Boomer geezers will be dismayed to read this. A Gawker item by Neetzan Zimmerman sums up the flap in Madison, saying: “A Madison-based cancer support group named after legendary Saturday Night Live player Gilda Radner has announced that it will be changing its name to accommodate younger patients unfamiliar with the iconic comic, who passed away of ovarian cancer in 1989. Gilda’s Club — so named for Radner’s famous remark likening cancer to membership in ‘an elite club I’d rather not belong to’ — boasts some two dozen affiliates across the country. But, in a tragic sign of the times, at least four, including Gilda’s Club Madison, have recently undergone a name change due to Radner’s lack of name recognition among potential new members.”
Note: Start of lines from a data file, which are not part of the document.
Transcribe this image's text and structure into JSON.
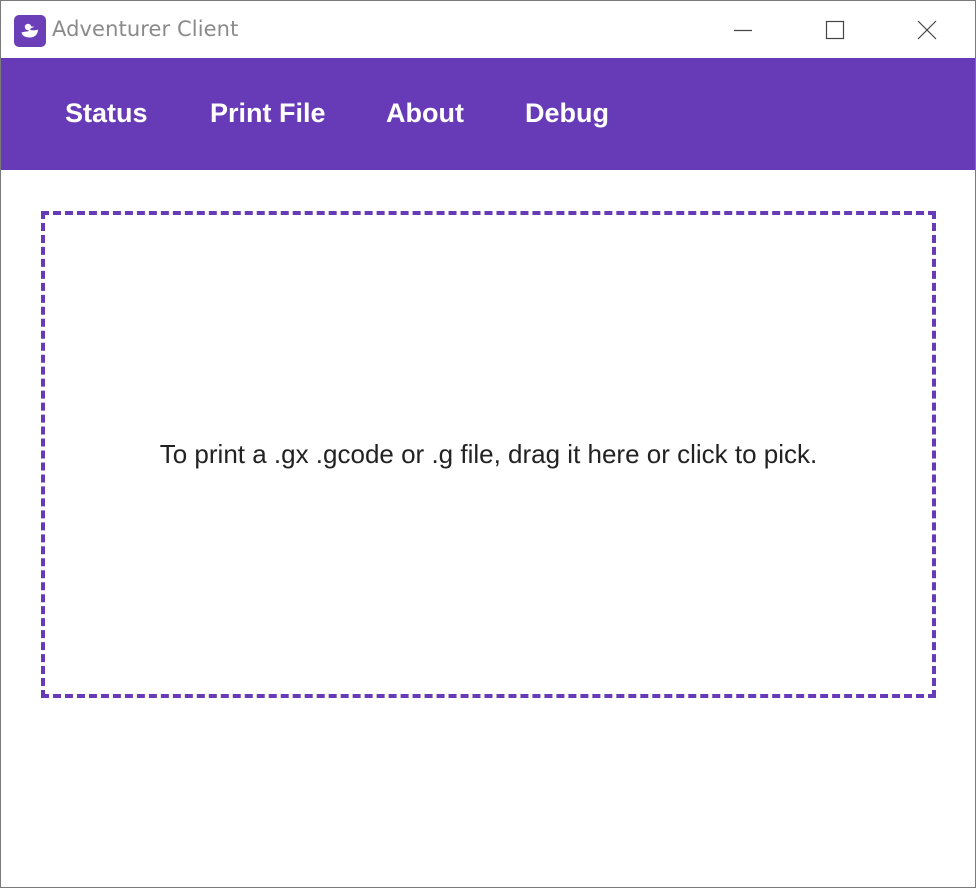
{
  "window": {
    "title": "Adventurer Client",
    "icon": "duck-icon",
    "controls": {
      "minimize_icon": "minimize-icon",
      "maximize_icon": "maximize-icon",
      "close_icon": "close-icon"
    }
  },
  "nav": {
    "items": [
      {
        "label": "Status"
      },
      {
        "label": "Print File"
      },
      {
        "label": "About"
      },
      {
        "label": "Debug"
      }
    ]
  },
  "dropzone": {
    "text": "To print a .gx .gcode or .g file, drag it here or click to pick."
  },
  "colors": {
    "accent": "#673ab7",
    "nav_text": "#ffffff",
    "title_text": "#8a8a8a",
    "body_text": "#222222"
  }
}
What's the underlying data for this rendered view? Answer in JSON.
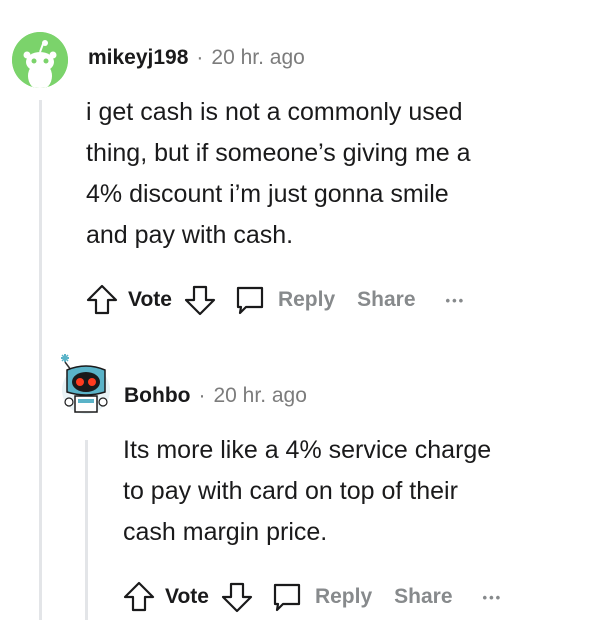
{
  "comments": [
    {
      "author": "mikeyj198",
      "separator": "·",
      "time": "20 hr. ago",
      "body_lines": [
        "i get cash is not a commonly used",
        "thing, but if someone’s giving me a",
        "4% discount i’m just gonna smile",
        "and pay with cash."
      ],
      "actions": {
        "vote": "Vote",
        "reply": "Reply",
        "share": "Share",
        "more": "•••"
      },
      "avatar_color": "#7bd36b"
    },
    {
      "author": "Bohbo",
      "separator": "·",
      "time": "20 hr. ago",
      "body_lines": [
        "Its more like a 4% service charge",
        "to pay with card on top of their",
        "cash margin price."
      ],
      "actions": {
        "vote": "Vote",
        "reply": "Reply",
        "share": "Share",
        "more": "•••"
      },
      "avatar_color": "#5ab3c8"
    }
  ],
  "colors": {
    "text": "#1a1a1b",
    "muted": "#7c7c7c",
    "thread_line": "#e3e5e8"
  }
}
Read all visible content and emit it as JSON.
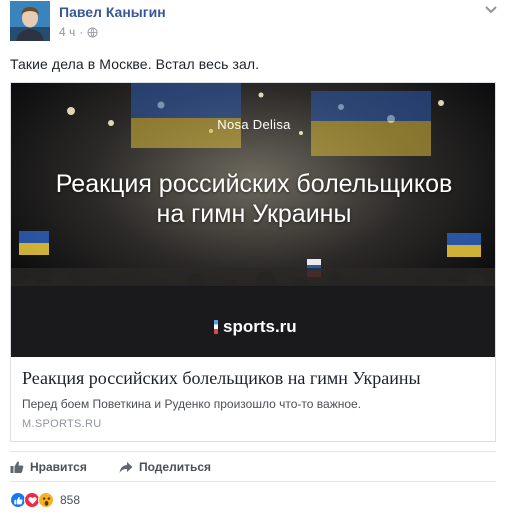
{
  "post": {
    "author": "Павел Каныгин",
    "time": "4 ч",
    "separator": "·",
    "privacy_icon": "globe-icon",
    "menu_icon": "chevron-down-icon",
    "text": "Такие дела в Москве. Встал весь зал."
  },
  "link_card": {
    "image": {
      "author_overlay": "Nosa Delisa",
      "title_line1": "Реакция российских болельщиков",
      "title_line2": "на гимн Украины",
      "logo_text": "sports.ru"
    },
    "title": "Реакция российских болельщиков на гимн Украины",
    "description": "Перед боем Поветкина и Руденко произошло что-то важное.",
    "domain": "M.SPORTS.RU"
  },
  "actions": {
    "like_label": "Нравится",
    "share_label": "Поделиться"
  },
  "reactions": {
    "types": [
      "like",
      "love",
      "wow"
    ],
    "count": "858"
  },
  "colors": {
    "link_blue": "#365899",
    "like_blue": "#1877f2",
    "love_red": "#f0284a",
    "wow_yellow": "#f7b125",
    "muted_gray": "#90949c"
  }
}
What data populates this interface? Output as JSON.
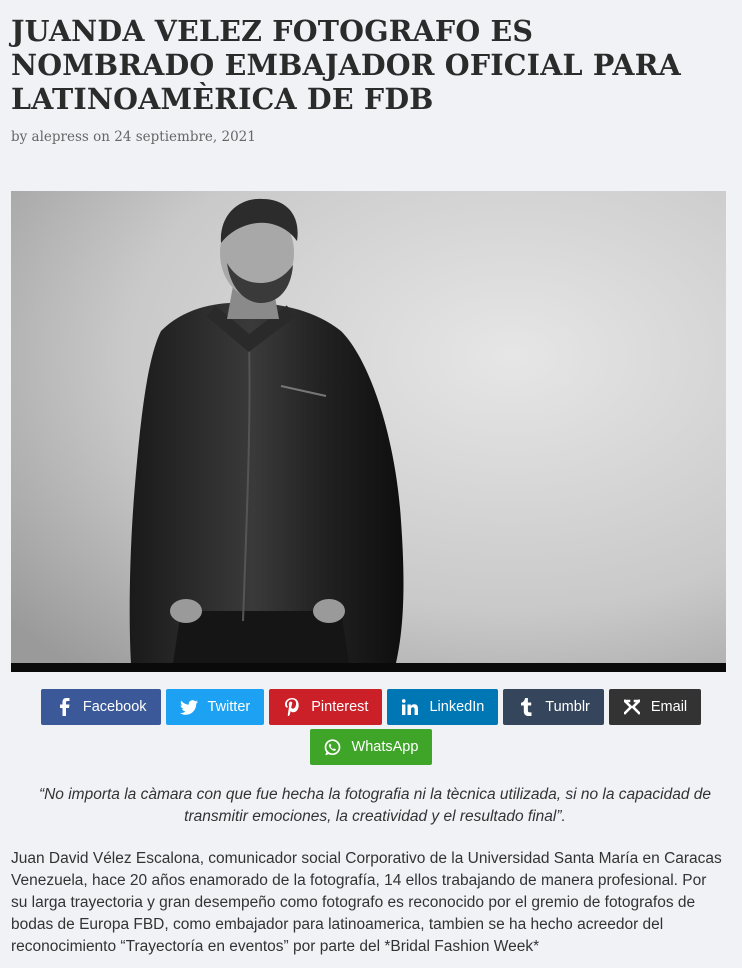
{
  "article": {
    "title": "JUANDA VELEZ FOTOGRAFO ES NOMBRADO EMBAJADOR OFICIAL PARA LATINOAMÈRICA DE FDB",
    "byline": "by alepress on 24 septiembre, 2021",
    "quote": "“No importa la càmara con que fue hecha la fotografia ni la tècnica utilizada, si no la capacidad de transmitir emociones, la creatividad y el resultado final”.",
    "body": "Juan David Vélez Escalona, comunicador social Corporativo de la Universidad Santa María en Caracas Venezuela, hace 20 años enamorado de la fotografía, 14 ellos trabajando de manera profesional. Por su larga trayectoria y gran desempeño como fotografo es reconocido por el gremio de fotografos de bodas de Europa FBD, como embajador para latinoamerica, tambien se ha hecho acreedor del reconocimiento “Trayectoría en eventos” por parte del *Bridal Fashion Week*"
  },
  "share": [
    {
      "label": "Facebook",
      "icon": "facebook-icon",
      "color": "#3b5998"
    },
    {
      "label": "Twitter",
      "icon": "twitter-icon",
      "color": "#1da1f2"
    },
    {
      "label": "Pinterest",
      "icon": "pinterest-icon",
      "color": "#cb2027"
    },
    {
      "label": "LinkedIn",
      "icon": "linkedin-icon",
      "color": "#0077b5"
    },
    {
      "label": "Tumblr",
      "icon": "tumblr-icon",
      "color": "#35465c"
    },
    {
      "label": "Email",
      "icon": "email-icon",
      "color": "#333333"
    },
    {
      "label": "WhatsApp",
      "icon": "whatsapp-icon",
      "color": "#3fa528"
    }
  ]
}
Tom Crann of MPR had James Norton of The Heavy Table in to talk artisanal beer … coffee, and other foody matters. A sample:
“MPR News: And it’s not all beer, right?
Norton: Right. I met with Eric Faust from the Duluth Coffee Company. He has been micro-roasting beans and working with restaurant accounts for the past couple of years and has just now opened an elegant ‘third wave’-style coffee cafe on Superior Street in Duluth.
MPR News: When you say third wave, what do you mean?
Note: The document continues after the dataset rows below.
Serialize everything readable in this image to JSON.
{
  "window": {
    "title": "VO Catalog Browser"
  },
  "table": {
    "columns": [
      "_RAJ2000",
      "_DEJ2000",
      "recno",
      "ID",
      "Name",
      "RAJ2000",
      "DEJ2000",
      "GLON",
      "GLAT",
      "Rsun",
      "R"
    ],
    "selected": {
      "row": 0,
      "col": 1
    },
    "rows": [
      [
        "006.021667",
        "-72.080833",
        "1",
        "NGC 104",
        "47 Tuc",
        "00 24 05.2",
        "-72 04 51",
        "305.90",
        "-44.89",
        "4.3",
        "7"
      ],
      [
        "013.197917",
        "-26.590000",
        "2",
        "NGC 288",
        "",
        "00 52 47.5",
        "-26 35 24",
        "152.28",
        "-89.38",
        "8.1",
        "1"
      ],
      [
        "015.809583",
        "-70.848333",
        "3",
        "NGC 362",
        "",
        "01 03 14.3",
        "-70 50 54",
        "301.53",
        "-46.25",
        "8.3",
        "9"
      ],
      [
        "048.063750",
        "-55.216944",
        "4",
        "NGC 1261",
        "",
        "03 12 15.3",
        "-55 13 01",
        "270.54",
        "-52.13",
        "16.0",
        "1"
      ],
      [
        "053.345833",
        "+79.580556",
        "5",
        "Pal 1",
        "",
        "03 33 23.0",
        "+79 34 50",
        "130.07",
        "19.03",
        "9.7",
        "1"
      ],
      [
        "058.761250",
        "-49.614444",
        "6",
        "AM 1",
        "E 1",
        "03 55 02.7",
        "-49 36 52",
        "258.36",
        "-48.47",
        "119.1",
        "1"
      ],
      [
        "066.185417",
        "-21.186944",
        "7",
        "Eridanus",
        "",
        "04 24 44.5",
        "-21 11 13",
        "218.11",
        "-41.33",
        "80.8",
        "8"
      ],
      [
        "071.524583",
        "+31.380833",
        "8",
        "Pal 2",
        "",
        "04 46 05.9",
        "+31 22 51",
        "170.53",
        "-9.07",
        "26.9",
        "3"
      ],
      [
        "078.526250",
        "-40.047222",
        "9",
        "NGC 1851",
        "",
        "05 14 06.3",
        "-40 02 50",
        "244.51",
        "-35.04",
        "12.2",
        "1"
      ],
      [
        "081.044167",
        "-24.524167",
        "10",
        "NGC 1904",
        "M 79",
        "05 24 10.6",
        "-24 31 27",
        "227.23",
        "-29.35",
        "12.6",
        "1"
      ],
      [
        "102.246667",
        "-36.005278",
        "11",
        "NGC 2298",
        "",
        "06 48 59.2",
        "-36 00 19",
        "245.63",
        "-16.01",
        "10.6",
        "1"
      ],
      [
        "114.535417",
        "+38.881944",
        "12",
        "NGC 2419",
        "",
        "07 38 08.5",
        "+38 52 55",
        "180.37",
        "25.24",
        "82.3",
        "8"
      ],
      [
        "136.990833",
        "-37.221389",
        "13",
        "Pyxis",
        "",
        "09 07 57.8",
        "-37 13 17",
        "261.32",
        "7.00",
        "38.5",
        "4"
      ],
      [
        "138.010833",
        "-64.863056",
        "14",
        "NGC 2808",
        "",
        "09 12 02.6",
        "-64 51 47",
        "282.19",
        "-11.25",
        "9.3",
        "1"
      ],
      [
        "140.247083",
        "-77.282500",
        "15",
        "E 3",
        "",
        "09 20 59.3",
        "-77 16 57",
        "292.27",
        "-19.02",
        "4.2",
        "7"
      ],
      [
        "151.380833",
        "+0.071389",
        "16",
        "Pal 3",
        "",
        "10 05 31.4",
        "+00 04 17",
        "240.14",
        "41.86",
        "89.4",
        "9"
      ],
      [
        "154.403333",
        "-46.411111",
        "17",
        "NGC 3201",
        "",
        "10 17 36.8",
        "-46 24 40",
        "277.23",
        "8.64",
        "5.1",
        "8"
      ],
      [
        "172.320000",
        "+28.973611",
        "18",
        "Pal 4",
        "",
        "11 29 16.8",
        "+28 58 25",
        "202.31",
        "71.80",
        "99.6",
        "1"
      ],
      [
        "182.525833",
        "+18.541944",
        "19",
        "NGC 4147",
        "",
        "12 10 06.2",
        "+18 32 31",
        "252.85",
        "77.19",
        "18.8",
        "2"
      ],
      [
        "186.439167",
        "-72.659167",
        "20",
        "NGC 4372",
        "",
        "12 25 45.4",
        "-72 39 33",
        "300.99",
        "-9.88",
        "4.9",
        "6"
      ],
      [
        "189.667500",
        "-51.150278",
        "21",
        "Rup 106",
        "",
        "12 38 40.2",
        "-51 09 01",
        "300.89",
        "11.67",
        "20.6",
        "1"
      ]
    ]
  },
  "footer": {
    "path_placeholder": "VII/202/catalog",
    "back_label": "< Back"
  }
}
Norton: Think of diner coffee and Folgers as first wave: sweet, a bit nutty, often watery or characterless. Starbucks really typifies the second wave: higher prices, dark roasts; specialized coffee drinks, many of them very sweet or flavored. Third wave is parallel to craft beer or artisan cheese. The beans are roasted much more carefully. The cups of coffee are often brewed on demand, one cup at a time. The roasting is often much lighter to show off natural flavor notes of the beans. There are a lot of interesting methods used to brew: Chemex, pour-over, or French press, for example. You’ll often see latte art, not just as a ‘wow that’s cool’ thing, but as a sign that the milk was properly frothed.”
Guys like this make no friends within the court system. David Hanners of the PiPress reports: “Some smart people might go their entire lives without ever using the word ‘asseverate.’ It means ‘to assert strongly,’ and the defendant accused in the ‘Man in Black’ string of bank robberies — who is representing himself in his federal criminal case — has taken to using it with some regularity in the scores of motions, letters and other communications he’s filed on his own behalf from jail while he awaits trial. Mark Edward Wetsch’s writings to the court have ranged from evidentiary issues to complaints about the caloric count of his jailhouse meals. He’s filed 48 documents since early August and they finally prompted U.S. District Judge Susan Richard Nelson to issue an order telling him that if he wants something or has some legal beef, he has to follow the rules and put it in the form of a motion.” It seems he’s been performing his hermeneutics. … look it up.